(2)? Original formula = (2-x)/(x-1) ÷ {[(x+1) * (x-1)-3]/(x-1)}
=(2-x)/(x- 1)÷[(x^2-4)/(x- 1)]
=(2-x)/(x- 1)÷{[(x+2)*(x-2)]/(x- 1)}
=[(2-x)/(x- 1)]×{(x- 1)/[(x+2)*(x-2)]
=- 1/(x+2)
3? :( 1)? ① When t≤3, y = 0.2.
② when t > 3 (t (score) table is not a positive integer), y = 0.2+0.1t (integer part of t = 1).
(2) See figure
(3)① When 0 < t ≤ 3, the telephone charges before and after adjustment are the same in 0.2 yuan.

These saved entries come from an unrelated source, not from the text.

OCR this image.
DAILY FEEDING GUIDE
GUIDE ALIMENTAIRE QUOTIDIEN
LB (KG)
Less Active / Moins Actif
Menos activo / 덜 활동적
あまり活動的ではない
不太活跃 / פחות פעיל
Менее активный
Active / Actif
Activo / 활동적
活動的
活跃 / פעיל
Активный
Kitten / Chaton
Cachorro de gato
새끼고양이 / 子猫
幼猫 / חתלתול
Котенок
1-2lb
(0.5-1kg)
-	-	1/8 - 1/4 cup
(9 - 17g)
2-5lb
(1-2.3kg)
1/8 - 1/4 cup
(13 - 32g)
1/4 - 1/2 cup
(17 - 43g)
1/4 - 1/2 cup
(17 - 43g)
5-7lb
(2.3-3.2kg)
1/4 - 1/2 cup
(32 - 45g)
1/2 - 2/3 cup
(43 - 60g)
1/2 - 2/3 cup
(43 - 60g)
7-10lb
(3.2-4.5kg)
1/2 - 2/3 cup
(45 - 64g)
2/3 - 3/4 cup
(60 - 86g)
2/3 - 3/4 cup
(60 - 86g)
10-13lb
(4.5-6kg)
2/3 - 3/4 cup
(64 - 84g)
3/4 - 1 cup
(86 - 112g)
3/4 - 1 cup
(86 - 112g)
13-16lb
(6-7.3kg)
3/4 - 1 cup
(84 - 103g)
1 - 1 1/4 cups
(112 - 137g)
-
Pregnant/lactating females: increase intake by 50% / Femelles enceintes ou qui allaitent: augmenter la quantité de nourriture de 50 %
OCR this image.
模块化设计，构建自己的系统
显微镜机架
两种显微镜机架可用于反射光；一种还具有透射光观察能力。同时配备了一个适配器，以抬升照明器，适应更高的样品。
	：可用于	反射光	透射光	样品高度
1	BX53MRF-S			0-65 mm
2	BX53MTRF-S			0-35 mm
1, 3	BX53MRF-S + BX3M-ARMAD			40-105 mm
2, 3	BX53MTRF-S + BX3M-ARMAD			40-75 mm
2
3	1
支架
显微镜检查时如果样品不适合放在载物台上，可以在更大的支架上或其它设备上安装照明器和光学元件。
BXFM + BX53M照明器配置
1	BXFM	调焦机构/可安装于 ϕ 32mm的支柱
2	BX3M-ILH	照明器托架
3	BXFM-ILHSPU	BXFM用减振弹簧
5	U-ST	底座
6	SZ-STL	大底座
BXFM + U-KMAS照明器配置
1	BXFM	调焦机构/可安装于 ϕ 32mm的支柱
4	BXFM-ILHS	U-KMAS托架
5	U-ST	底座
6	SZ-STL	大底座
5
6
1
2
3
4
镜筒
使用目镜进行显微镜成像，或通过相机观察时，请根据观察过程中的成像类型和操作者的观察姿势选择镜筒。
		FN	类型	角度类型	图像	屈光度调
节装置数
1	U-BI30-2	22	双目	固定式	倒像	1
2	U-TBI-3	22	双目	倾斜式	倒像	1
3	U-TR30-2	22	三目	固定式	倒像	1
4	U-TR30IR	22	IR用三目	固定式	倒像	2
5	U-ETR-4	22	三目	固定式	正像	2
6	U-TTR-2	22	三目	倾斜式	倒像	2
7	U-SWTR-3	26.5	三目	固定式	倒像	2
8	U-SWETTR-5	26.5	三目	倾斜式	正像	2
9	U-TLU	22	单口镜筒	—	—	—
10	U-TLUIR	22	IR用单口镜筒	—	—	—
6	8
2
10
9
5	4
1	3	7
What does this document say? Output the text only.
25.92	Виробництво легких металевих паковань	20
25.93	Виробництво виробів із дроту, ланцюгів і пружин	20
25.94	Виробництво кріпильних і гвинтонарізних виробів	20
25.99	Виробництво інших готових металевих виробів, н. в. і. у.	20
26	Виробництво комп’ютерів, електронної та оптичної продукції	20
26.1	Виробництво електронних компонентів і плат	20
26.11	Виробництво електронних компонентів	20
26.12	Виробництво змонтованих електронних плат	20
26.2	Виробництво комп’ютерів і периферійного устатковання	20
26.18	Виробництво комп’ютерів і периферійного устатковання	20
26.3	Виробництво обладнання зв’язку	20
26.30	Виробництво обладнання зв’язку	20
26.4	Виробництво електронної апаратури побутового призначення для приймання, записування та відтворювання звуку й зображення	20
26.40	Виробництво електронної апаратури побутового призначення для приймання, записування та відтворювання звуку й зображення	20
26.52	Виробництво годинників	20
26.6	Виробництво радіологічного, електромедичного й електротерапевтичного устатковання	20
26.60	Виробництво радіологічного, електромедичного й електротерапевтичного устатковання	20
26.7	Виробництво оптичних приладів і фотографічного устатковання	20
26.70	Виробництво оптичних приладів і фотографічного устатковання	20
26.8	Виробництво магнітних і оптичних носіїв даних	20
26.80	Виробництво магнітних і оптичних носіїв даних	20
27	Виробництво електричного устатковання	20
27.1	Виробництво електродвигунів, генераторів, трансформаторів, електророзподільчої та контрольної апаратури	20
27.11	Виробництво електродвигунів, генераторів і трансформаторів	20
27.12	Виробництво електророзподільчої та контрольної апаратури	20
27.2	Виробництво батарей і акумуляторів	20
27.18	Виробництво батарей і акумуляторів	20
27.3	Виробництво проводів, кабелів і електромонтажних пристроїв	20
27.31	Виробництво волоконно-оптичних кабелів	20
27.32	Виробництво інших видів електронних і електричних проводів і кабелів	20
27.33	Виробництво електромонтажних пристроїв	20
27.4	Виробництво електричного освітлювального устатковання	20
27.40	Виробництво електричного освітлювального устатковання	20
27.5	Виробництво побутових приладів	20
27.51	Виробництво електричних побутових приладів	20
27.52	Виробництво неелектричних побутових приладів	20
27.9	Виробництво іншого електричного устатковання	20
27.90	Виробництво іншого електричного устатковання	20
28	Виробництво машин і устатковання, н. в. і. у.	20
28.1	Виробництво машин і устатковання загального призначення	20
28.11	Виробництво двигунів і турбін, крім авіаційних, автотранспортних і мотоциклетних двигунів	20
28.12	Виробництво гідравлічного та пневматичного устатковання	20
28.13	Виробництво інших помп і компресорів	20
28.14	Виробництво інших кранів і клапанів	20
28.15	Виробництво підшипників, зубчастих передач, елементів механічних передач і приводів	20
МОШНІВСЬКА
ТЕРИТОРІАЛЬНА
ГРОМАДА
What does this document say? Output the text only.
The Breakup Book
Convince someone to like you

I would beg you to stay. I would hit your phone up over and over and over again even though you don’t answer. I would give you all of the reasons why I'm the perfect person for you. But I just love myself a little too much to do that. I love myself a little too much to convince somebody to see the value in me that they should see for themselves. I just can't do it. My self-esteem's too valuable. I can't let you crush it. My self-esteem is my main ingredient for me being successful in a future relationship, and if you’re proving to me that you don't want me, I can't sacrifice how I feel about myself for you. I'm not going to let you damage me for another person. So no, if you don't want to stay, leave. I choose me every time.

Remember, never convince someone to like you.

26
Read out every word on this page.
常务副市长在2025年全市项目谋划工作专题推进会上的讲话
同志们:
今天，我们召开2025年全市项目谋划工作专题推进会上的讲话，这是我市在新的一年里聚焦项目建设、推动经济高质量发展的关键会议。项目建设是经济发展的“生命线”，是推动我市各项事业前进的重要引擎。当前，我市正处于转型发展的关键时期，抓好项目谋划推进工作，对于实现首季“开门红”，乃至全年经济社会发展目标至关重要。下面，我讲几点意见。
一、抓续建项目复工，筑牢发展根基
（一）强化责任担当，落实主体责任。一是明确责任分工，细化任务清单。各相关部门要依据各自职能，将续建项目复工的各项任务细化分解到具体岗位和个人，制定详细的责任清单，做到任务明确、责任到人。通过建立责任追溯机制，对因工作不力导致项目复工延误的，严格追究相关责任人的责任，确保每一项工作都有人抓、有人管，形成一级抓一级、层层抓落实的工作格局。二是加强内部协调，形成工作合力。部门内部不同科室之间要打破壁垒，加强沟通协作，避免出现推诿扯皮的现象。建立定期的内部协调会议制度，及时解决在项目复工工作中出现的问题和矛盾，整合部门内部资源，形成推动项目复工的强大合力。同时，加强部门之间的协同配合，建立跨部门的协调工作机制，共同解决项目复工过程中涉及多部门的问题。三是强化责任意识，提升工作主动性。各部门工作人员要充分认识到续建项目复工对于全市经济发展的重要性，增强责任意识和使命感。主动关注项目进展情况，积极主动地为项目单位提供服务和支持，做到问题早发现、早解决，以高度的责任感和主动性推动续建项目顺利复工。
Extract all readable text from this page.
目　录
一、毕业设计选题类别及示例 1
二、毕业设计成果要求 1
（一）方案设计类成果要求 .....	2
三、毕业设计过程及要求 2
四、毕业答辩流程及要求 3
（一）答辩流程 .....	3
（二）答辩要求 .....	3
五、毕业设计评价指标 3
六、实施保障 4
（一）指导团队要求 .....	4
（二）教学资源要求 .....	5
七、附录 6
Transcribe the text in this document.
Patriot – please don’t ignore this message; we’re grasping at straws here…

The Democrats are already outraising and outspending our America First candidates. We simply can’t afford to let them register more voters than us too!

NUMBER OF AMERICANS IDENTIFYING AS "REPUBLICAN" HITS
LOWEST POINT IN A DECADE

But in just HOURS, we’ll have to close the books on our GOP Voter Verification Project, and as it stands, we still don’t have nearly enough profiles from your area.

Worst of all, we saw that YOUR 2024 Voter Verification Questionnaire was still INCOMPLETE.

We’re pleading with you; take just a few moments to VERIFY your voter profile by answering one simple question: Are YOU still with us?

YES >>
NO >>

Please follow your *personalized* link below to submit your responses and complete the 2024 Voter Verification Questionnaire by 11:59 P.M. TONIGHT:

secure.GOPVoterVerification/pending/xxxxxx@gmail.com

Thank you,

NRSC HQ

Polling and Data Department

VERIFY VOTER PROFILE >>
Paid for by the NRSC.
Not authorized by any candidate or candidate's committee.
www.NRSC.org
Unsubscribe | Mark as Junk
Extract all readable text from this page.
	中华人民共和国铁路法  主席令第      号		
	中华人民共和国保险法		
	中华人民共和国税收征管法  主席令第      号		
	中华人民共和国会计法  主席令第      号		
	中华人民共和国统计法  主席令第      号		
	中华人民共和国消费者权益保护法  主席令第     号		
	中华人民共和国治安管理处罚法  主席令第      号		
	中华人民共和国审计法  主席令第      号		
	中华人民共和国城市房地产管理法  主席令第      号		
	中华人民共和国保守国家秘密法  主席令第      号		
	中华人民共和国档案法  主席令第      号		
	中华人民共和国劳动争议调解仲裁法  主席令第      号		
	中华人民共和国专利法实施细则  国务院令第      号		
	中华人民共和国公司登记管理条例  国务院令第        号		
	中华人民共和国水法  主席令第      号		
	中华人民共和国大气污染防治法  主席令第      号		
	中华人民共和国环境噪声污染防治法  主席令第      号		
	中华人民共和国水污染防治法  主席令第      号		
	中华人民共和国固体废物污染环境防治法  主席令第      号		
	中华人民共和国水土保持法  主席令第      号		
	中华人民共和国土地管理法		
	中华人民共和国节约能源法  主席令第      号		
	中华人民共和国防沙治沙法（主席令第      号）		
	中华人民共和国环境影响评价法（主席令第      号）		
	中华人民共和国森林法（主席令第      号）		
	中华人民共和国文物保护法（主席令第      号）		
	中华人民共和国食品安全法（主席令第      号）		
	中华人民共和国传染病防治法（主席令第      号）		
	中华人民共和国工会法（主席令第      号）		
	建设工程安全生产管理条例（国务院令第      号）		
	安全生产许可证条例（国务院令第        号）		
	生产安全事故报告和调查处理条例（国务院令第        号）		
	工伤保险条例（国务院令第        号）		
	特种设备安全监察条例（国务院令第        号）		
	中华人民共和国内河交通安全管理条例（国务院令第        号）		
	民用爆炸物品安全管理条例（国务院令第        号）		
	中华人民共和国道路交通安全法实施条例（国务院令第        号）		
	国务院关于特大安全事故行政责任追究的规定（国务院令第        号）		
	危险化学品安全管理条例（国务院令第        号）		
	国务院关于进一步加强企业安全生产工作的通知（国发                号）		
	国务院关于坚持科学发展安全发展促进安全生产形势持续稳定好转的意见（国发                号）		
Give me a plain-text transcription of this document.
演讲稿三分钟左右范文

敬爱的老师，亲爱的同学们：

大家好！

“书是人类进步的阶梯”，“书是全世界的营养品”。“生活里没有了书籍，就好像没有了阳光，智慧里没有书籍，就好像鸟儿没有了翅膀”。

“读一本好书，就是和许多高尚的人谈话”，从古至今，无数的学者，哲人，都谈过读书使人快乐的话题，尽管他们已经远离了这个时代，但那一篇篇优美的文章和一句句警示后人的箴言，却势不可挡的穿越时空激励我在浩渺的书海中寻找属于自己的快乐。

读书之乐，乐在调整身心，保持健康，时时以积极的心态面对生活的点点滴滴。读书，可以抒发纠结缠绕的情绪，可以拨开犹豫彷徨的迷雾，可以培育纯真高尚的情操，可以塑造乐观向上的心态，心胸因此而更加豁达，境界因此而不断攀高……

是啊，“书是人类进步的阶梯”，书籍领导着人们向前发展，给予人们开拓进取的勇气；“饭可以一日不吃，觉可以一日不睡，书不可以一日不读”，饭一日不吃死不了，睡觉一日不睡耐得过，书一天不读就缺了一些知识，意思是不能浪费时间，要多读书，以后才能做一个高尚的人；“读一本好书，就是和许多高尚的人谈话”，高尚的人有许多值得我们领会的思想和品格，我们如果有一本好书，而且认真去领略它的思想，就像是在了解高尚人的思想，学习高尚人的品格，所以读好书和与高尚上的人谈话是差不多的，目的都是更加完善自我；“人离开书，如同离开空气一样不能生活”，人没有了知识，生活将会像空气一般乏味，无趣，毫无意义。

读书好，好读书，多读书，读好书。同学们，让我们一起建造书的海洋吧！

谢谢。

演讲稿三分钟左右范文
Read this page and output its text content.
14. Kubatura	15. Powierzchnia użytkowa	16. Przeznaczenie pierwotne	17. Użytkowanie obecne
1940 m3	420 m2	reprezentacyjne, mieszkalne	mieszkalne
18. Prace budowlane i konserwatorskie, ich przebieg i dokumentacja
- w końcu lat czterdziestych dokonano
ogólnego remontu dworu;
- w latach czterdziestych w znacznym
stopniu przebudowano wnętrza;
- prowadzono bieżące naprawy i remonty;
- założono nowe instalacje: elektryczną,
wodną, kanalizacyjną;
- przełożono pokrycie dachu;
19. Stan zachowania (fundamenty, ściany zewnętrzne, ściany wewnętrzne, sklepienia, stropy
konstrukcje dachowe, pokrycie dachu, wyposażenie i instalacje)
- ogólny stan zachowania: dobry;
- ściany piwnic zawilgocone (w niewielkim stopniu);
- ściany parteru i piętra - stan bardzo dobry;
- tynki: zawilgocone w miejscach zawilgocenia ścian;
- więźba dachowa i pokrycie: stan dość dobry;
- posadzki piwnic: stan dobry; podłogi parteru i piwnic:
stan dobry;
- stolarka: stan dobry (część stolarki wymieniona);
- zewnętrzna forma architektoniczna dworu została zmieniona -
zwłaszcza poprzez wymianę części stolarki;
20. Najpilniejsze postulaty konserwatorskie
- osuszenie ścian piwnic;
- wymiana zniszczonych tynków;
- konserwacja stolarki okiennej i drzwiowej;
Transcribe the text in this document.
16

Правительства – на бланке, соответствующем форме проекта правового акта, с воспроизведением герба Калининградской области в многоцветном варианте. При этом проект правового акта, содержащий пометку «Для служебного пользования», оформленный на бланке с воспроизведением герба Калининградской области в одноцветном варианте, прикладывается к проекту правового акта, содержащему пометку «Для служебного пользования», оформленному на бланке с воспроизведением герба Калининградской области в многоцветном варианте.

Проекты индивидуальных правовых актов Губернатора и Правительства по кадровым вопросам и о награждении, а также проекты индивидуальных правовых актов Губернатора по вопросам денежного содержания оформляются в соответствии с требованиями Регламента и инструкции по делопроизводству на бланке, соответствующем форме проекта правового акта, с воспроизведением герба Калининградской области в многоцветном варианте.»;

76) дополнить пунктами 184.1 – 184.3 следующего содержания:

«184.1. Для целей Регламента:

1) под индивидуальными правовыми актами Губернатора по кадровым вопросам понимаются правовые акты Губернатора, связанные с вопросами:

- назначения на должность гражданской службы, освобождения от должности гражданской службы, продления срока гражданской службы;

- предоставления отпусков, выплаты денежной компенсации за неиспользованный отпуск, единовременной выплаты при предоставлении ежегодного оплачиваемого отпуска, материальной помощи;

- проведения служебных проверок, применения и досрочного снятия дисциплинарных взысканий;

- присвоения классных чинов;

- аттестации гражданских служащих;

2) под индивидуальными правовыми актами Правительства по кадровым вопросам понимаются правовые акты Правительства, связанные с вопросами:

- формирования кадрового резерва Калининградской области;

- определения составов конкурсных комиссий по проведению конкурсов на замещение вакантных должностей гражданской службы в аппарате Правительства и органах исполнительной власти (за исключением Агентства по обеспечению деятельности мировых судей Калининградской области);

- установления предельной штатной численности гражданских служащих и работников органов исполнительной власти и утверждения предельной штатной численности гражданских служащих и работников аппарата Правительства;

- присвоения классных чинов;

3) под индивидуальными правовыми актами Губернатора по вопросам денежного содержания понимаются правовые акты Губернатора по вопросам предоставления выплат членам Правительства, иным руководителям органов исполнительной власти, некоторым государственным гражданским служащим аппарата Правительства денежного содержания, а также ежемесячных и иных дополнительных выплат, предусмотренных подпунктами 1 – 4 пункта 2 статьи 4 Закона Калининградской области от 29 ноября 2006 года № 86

2 When? 3 < t ≤ 4, 0.4 yuan before adjustment and 0.3 yuan after adjustment.
3: When? When 4 < t ≤ 5, the telephone charges before and after adjustment are the same in 0.4 yuan.
4: When? 5 < t ≤ 6, 0.4 yuan before adjustment and 0.5 yuan after adjustment.
Therefore, when 0 < t ≤ 3 and 4 < t ≤ 5, the telephone charges before and after adjustment are the same.